A perfuração da úlcera é caracterizada por dor "punhal". Antes da perfuração em si, em cerca de quatro dias, os pacientes se queixam de uma acentuada exacerbação da úlcera péptica, após o que há uma forte dor no abdômen, que tem tendência a aumentar. Existem três estágios desta doença. O primeiro é reflexo, dura até seis horas. O segundo - bem-estar imaginário, dura de seis a doze horas. É caracterizada por uma diminuição da dor e uma melhora no estado geral do paciente. No entanto, devido ao fato de a peritonite progredir, a condição geral do paciente piora. A este respeito, o terceiro estágio da doença é distinguido - a progressão da peritonite, eles duram mais de doze horas. Existem vários sinais conhecidos com base nos quais o médico pode determinar corretamente a doença. Isso inclui uma história de ulceração, que está presente em 80-90% dos casos, dor "punhal", abdome rígido e presença de taquicardia à temperatura normal do corpo.

A perfuração da úlcera requer tratamento cirúrgico. Antes da operação, é realizada a pré-medicação com antibióticos (a fim de preparar o corpo para a operação). Com peritonite purulenta difusa, a perfuração é suturada. A úlcera estomacal fornece a base para sua ressecção.

A penetração (penetração) do estômago e das úlceras duodenais é uma complicação da úlcera péptica.

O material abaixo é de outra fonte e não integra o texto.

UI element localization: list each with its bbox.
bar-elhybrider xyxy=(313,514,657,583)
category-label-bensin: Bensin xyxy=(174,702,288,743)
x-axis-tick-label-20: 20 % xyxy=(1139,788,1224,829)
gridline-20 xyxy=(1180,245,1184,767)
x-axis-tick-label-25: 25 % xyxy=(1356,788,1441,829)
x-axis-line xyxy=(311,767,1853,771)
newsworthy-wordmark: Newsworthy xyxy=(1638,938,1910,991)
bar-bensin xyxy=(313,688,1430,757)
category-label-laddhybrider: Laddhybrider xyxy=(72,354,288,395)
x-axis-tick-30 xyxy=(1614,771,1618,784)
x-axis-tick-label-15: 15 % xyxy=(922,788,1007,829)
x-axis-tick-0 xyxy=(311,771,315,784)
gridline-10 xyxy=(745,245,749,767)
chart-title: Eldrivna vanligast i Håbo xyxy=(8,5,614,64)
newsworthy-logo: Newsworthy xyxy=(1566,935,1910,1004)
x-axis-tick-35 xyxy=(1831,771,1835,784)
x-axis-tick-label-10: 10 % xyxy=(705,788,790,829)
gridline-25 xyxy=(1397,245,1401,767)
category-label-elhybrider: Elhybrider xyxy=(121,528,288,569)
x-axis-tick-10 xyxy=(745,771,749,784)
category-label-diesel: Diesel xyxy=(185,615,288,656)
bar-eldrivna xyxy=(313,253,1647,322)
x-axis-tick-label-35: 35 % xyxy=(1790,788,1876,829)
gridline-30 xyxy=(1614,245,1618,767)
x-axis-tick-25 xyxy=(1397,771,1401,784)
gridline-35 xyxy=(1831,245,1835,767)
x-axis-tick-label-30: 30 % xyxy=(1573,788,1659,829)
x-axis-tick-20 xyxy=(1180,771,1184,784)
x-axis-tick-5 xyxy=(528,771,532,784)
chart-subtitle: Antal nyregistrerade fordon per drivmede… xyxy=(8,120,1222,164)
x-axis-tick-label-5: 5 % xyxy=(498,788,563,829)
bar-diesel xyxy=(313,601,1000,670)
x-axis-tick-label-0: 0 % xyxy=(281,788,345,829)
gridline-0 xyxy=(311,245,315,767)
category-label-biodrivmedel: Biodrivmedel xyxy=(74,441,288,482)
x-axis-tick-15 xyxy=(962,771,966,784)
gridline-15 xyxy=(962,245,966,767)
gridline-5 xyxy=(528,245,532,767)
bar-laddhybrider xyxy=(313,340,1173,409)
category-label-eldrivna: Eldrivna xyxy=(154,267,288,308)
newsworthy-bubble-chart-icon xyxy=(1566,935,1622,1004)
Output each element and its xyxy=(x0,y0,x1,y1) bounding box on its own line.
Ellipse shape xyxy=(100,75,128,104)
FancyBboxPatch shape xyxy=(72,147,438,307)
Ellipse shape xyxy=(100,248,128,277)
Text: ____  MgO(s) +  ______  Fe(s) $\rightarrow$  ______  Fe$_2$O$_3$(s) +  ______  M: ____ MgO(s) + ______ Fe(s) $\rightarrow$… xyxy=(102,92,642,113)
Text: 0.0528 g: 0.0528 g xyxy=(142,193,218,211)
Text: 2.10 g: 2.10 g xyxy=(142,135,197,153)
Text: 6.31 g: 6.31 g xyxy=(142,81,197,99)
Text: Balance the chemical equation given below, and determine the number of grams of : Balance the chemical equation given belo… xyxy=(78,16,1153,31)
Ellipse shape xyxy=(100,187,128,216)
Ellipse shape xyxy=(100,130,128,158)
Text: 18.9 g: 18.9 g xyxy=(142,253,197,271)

Se uma úlcera crônica destrói a parede do estômago ou do duodeno, é possível que a úlcera penetre em outros órgãos e tecidos. As úlceras estomacais frequentemente penetram (penetram) no omento menor, com menos frequência na parede abdominal. Nesse caso, a dor constante é uma característica. As úlceras duodenais frequentemente penetram no pâncreas. Para diagnosticar uma úlcera penetrante, é necessário realizar os seguintes estudos. Estes são fibrogastroscopia e exame de raios-X. Uma úlcera penetrante pode levar à perfuração da úlcera, inflamação dos órgãos nos quais a úlcera penetra e algumas outras complicações.

O tratamento de uma úlcera penetrante é cirúrgico. Não é de todo necessário. A decisão sobre a intervenção cirúrgica é aplicada apenas se a terapia conservadora não produzir resultados.

A estenose do piloro é uma complicação da úlcera péptica. Esta doença ocorre devido a cicatrizes de úlceras localizadas na seção inicial do duodeno ou canal pilórico. As queixas dos pacientes neste caso estão associadas ao desconforto no estômago. Arrotar e vômito também são manifestações características da estenose pilórica.


Assista o vídeo: Dieta Para Úlcera Gastrica O Ulcera De Estómago (Julho 2021).